Project leads for the new Titans stadium updated the Sports Authority on construction milestones, workforce participation and community programs, saying the project is on schedule with more than a million labor hours recorded and significant local contracting and workforce engagement.
Kellen DeCourcy and Adolfo Burch said the project has passed the one‑year construction mark, with approximately two years remaining on the schedule. Project teams reported they have exceeded 1,000,000 labor hours and plan a workers’ celebration to recognize that milestone.
Construction milestones cited at the meeting included: 275 seating-bowl precast pieces set (described as over 10% complete), the concrete superstructure roughly 90% complete, installation of several escalators (4 of 44 set), the underground player parking garage complete, and visible work on site infrastructure including a cistern tank and cooling-tower well. Officials said much of the superstructure concrete work is expected to finish in May, after which steel installation will increase the building height.
Officials also described a 15,000,000-gallon sewer pump station being built as part of East Bank infrastructure work; crews are tunneling under Woodland Street to connect the pump station to the stadium and the pump station is targeted to complete by the end of 2026.
Workforce and participation figures presented include: 114 local firms participating out of a denominator of 277, approximately $74 million in paid amounts to date covering 57 different firms, an average on-site workforce of roughly 900–950 workers per day, and minority participation making up about 70% of work hours.
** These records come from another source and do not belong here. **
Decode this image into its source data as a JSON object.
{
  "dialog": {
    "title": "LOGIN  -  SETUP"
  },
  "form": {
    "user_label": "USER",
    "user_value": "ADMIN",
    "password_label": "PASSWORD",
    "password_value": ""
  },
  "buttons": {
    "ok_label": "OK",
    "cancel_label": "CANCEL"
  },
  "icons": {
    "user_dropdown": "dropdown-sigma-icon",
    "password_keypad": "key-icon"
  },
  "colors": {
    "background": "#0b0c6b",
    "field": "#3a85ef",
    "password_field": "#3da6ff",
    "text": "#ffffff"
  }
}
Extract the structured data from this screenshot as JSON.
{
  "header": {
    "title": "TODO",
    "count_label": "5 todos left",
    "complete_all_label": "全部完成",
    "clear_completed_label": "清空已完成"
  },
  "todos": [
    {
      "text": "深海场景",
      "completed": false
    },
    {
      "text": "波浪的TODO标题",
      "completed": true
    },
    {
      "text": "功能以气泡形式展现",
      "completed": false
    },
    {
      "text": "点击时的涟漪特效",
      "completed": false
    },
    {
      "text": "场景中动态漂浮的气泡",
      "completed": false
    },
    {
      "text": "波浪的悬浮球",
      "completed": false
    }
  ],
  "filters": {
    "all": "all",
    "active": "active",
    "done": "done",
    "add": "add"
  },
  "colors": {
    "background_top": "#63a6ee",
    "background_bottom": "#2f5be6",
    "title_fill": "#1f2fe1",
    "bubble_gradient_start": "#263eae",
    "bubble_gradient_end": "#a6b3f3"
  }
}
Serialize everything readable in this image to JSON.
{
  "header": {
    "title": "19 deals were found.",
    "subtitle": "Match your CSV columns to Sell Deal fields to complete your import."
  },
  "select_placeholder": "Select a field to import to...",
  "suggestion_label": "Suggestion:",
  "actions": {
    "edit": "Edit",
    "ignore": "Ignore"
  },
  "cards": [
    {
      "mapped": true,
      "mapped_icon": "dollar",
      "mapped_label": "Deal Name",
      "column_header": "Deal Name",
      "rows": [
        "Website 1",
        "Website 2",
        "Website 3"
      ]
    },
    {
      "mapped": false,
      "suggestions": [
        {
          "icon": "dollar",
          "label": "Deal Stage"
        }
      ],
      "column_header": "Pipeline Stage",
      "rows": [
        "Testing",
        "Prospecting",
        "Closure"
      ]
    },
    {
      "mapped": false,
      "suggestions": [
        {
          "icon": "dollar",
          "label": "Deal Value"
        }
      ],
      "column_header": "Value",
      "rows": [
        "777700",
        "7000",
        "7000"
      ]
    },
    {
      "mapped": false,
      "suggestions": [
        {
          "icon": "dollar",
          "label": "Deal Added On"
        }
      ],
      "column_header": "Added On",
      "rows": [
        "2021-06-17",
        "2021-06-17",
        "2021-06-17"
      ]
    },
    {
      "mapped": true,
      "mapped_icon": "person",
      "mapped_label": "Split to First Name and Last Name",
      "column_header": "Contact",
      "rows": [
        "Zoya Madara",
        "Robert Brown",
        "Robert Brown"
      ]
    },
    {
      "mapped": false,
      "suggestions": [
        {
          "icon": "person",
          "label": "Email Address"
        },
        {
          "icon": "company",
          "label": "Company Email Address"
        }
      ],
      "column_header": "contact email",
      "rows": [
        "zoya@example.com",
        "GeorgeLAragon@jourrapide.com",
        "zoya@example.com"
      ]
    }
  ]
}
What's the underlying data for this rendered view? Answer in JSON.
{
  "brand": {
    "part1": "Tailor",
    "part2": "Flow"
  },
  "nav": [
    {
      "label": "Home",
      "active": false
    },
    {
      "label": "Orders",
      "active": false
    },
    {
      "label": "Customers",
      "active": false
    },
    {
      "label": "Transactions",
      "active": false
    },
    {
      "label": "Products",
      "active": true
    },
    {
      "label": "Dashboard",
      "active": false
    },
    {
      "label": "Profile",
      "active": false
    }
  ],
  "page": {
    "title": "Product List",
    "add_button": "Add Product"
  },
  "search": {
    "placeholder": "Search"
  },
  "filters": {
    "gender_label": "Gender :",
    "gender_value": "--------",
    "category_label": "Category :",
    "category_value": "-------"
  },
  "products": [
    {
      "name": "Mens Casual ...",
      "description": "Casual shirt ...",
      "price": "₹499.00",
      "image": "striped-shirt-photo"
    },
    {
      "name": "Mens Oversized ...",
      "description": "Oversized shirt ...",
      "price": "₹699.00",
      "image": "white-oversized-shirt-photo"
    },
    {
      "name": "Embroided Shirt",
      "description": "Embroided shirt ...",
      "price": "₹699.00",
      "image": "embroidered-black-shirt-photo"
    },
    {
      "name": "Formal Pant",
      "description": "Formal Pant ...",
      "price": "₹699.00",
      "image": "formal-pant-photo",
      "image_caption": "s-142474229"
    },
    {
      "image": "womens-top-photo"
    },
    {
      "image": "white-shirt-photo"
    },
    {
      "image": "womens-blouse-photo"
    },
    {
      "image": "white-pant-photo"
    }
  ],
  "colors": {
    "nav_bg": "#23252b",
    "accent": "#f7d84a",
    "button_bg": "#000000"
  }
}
The Promise Zone community accounted for about 20% of workers and almost 30% of the total work hours, officials said.
Safety and training: Project safety data presented showed no recordable incidents in February and reported a project recordable incident rate of 1.17 through February, compared with a national average of 1.70 and a Tennessee average of 1.9; project leaders said their goal is to lower the recordable incident rate toward 0.5. Workforce-development programs reported successive graduated cohorts in the project training pipeline (TC2), increasing the total graduates in the program.
Why it matters: The report indicates steady progress on a major civic infrastructure project with notable local contracting and workforce participation and an emphasis on safety and community workforce development.
Officials invited authority members to a site tour and noted ongoing community programming and small-business support tied to the project.